Она. Аэша. Ледяные боги. Дитя бури. Нада
Шрифт:
— Хорошо! Значит, ты отказываешься от величия. Но если я погружу эти мечтания на дно моря, привязав к ним тяжелый камень, и скажу: покойтесь здесь, мои мечты, ваш час еще не настал! — скажи, если я это сделаю и приду к тебе просто, как женщина, которая любит и клянется памятью своих предков ничего не думать или не делать без твоего ведома, — полюбишь ты тогда меня, Макумазан?
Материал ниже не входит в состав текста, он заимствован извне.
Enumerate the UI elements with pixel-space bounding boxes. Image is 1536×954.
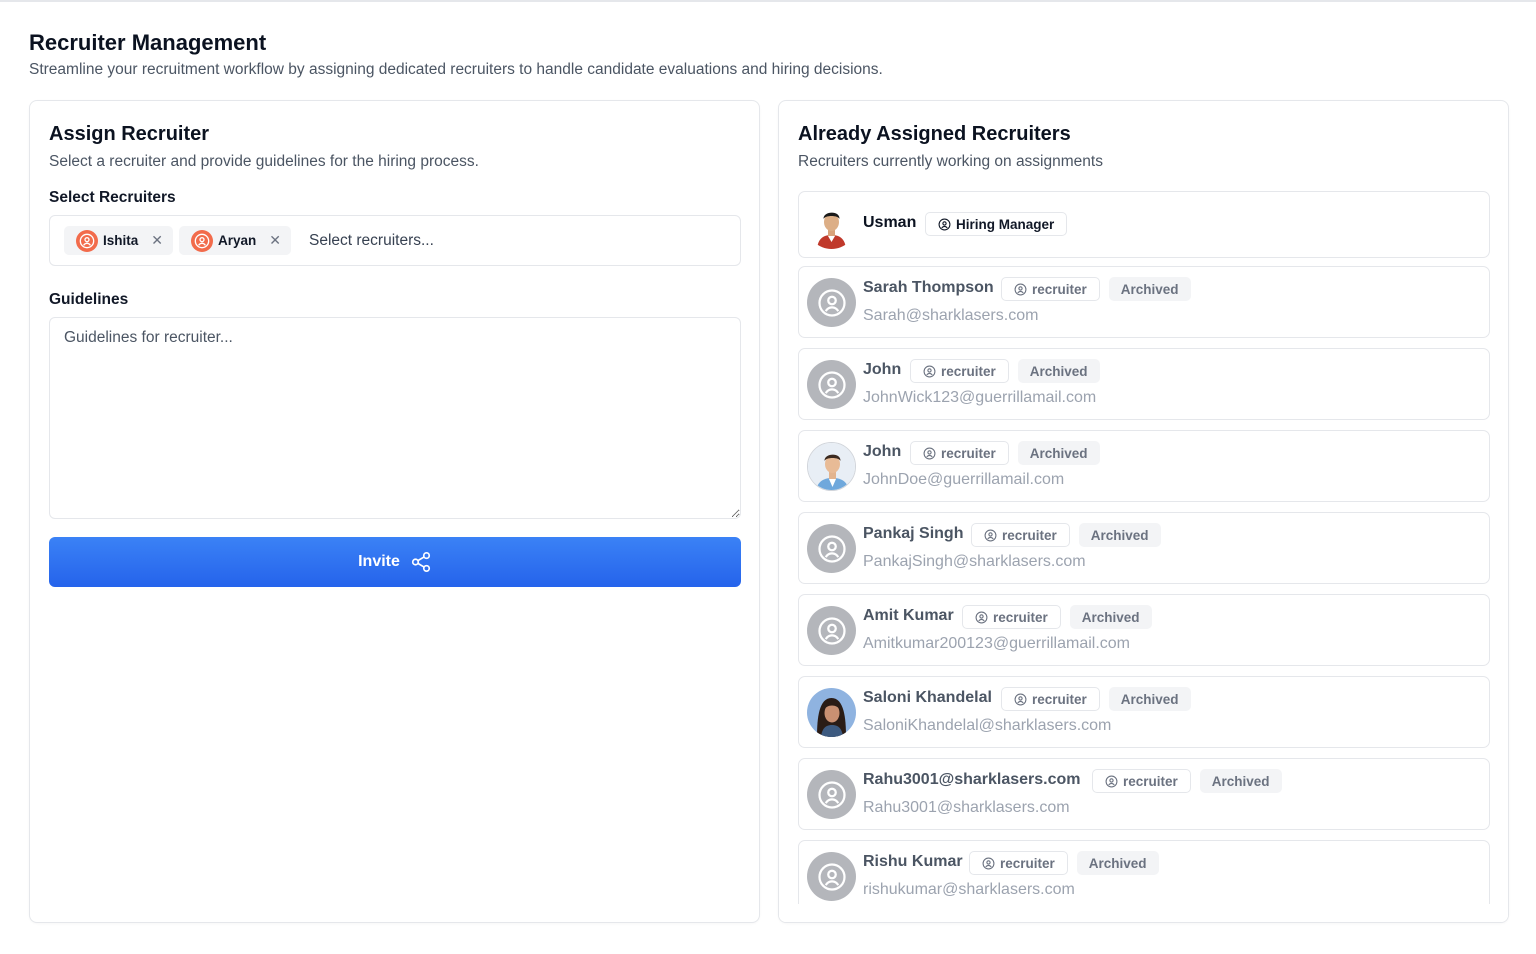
chip-label: Ishita: [103, 233, 139, 248]
recruiter-email: JohnWick123@guerrillamail.com: [863, 389, 1097, 406]
recruiter-name: John: [863, 361, 902, 378]
status-badge: Archived: [1076, 851, 1159, 875]
role-badge: recruiter: [969, 851, 1068, 875]
role-badge: recruiter: [910, 359, 1009, 383]
avatar: [807, 442, 856, 491]
recruiter-badges: recruiter Archived: [969, 851, 1159, 875]
assigned-card-title: Already Assigned Recruiters: [798, 123, 1071, 145]
invite-button-label: Invite: [358, 553, 400, 570]
status-badge: Archived: [1017, 359, 1100, 383]
user-circle-icon: [923, 365, 936, 377]
page-title: Recruiter Management: [29, 30, 267, 55]
close-icon[interactable]: ✕: [269, 232, 281, 249]
user-circle-icon: [938, 218, 951, 230]
default-user-icon: [807, 278, 856, 327]
assign-recruiter-card: Assign Recruiter Select a recruiter and …: [29, 100, 760, 923]
recruiter-name: Sarah Thompson: [863, 279, 994, 296]
select-recruiters-placeholder[interactable]: Select recruiters...: [309, 232, 434, 250]
selected-recruiter-chip: Ishita ✕: [64, 226, 173, 255]
share-icon: [411, 552, 430, 572]
recruiter-name: Rahu3001@sharklasers.com: [863, 771, 1081, 788]
recruiter-name: Usman: [863, 214, 917, 231]
list-item[interactable]: Rahu3001@sharklasers.com recruiter Archi…: [798, 758, 1490, 830]
avatar: [807, 688, 856, 737]
recruiter-name: John: [863, 443, 902, 460]
user-circle-icon: [984, 529, 997, 541]
recruiter-name: Rishu Kumar: [863, 853, 963, 870]
role-badge: recruiter: [1001, 687, 1100, 711]
recruiter-multiselect[interactable]: Ishita ✕ Aryan ✕ Select recruiters...: [49, 215, 741, 266]
recruiter-badges: recruiter Archived: [1092, 769, 1282, 793]
guidelines-label: Guidelines: [49, 291, 129, 308]
recruiter-email: Rahu3001@sharklasers.com: [863, 799, 1070, 816]
user-circle-icon: [1105, 775, 1118, 787]
role-badge: recruiter: [1001, 277, 1100, 301]
list-item[interactable]: Amit Kumar recruiter Archived Amitkumar2…: [798, 594, 1490, 666]
role-badge: recruiter: [1092, 769, 1191, 793]
user-circle-icon: [975, 611, 988, 623]
recruiter-email: PankajSingh@sharklasers.com: [863, 553, 1086, 570]
list-item[interactable]: John recruiter Archived JohnWick123@guer…: [798, 348, 1490, 420]
guidelines-textarea[interactable]: [49, 317, 741, 519]
status-badge: Archived: [1017, 441, 1100, 465]
default-user-icon: [807, 606, 856, 655]
recruiter-badges: recruiter Archived: [1001, 687, 1191, 711]
list-item[interactable]: Usman Hiring Manager: [798, 191, 1490, 258]
recruiter-badges: recruiter Archived: [910, 359, 1100, 383]
recruiter-name: Pankaj Singh: [863, 525, 964, 542]
role-badge: recruiter: [971, 523, 1070, 547]
user-circle-icon: [1014, 283, 1027, 295]
list-item[interactable]: John recruiter Archived JohnDoe@guerrill…: [798, 430, 1490, 502]
recruiter-badges: recruiter Archived: [910, 441, 1100, 465]
user-circle-icon: [982, 857, 995, 869]
list-item[interactable]: Pankaj Singh recruiter Archived PankajSi…: [798, 512, 1490, 584]
status-badge: Archived: [1199, 769, 1282, 793]
default-user-icon: [807, 360, 856, 409]
list-item[interactable]: Rishu Kumar recruiter Archived rishukuma…: [798, 840, 1490, 912]
top-divider: [0, 0, 1536, 2]
status-badge: Archived: [1069, 605, 1152, 629]
role-badge: recruiter: [962, 605, 1061, 629]
recruiter-email: JohnDoe@guerrillamail.com: [863, 471, 1065, 488]
list-item[interactable]: Saloni Khandelal recruiter Archived Salo…: [798, 676, 1490, 748]
recruiter-badges: recruiter Archived: [971, 523, 1161, 547]
recruiter-email: Amitkumar200123@guerrillamail.com: [863, 635, 1131, 652]
recruiter-email: Sarah@sharklasers.com: [863, 307, 1039, 324]
assigned-recruiters-card: Already Assigned Recruiters Recruiters c…: [778, 100, 1509, 923]
assign-card-title: Assign Recruiter: [49, 123, 210, 145]
recruiter-email: SaloniKhandelal@sharklasers.com: [863, 717, 1112, 734]
user-circle-icon: [191, 229, 213, 252]
role-badge: recruiter: [910, 441, 1009, 465]
recruiter-name: Amit Kumar: [863, 607, 954, 624]
default-user-icon: [807, 770, 856, 819]
select-recruiters-label: Select Recruiters: [49, 189, 176, 206]
user-circle-icon: [1014, 693, 1027, 705]
recruiter-name: Saloni Khandelal: [863, 689, 992, 706]
recruiter-badges: recruiter Archived: [1001, 277, 1191, 301]
status-badge: Archived: [1108, 687, 1191, 711]
close-icon[interactable]: ✕: [151, 232, 163, 249]
chip-label: Aryan: [218, 233, 257, 248]
default-user-icon: [807, 852, 856, 901]
assign-card-description: Select a recruiter and provide guideline…: [49, 153, 479, 170]
user-circle-icon: [76, 229, 98, 252]
recruiter-badges: recruiter Archived: [962, 605, 1152, 629]
status-badge: Archived: [1078, 523, 1161, 547]
role-badge: Hiring Manager: [925, 212, 1068, 236]
assigned-card-description: Recruiters currently working on assignme…: [798, 153, 1103, 170]
default-user-icon: [807, 524, 856, 573]
list-item[interactable]: Sarah Thompson recruiter Archived Sarah@…: [798, 266, 1490, 338]
list-scroll-mask: [779, 904, 1508, 922]
recruiter-badges: Hiring Manager: [925, 212, 1068, 236]
selected-recruiter-chip: Aryan ✕: [179, 226, 291, 255]
avatar: [807, 200, 856, 249]
status-badge: Archived: [1108, 277, 1191, 301]
recruiter-email: rishukumar@sharklasers.com: [863, 881, 1075, 898]
user-circle-icon: [923, 447, 936, 459]
page-subtitle: Streamline your recruitment workflow by …: [29, 61, 883, 78]
invite-button[interactable]: Invite: [49, 537, 741, 587]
Я молчал. Она приперла меня к стене, и я не знал, что ответить. Кроме того, должен сознаться в своей слабости: я чувствовал странное волнение. Эта красивая девушка «с огнем в груди», эта женщина, столь отличавшаяся от остальных женщин, которых я когда-либо знал, овладела моим сердцем и притягивала меня. Соблазн был велик.
Она скользнула ко мне, обвила меня руками и поцеловала в губы,
— Макумазан, — проговорила она с легкой насмешливой улыбкой, — мудрый, опытный, белый человек попался в сети бедной черной девушки, но я покажу тебе, что она может быть великодушной. Ты думаешь, я не читаю в твоем сердце, не знаю твоих мыслей? Ты боишься, что я навлеку на тебя позор и гибель? Хорошо, Макумазан, я пощажу тебя, ты ведь поцеловал меня и говорил мне слова, которые, может, уже забыл, но я никогда не забуду. Иди своей дорогой, Макумазан, а я пойду своей, чтобы не запятнать гордого белого человека прикосновением своего черного тела. Иди своей дорогой, но одно я запрещаю тебе: не смей думать, что слышал здесь лживые речи и что я для каких-то своих тщеславных целей пустила в ход свои женские чары. Я люблю тебя, Макумазан, как никогда не полюбит ни одна женщина и как я не полюблю ни одного мужчину, сколько бы раз я ни выходила замуж. Кроме того, ты должен обещать мне, что еще раз в моей жизни, один только раз, если я того пожелаю, ты снова поцелуешь меня. А теперь прощай, Макумазан, не то ты можешь забыть о гордости белого человека и совершить безумие. Снова мы встретимся только друзьями.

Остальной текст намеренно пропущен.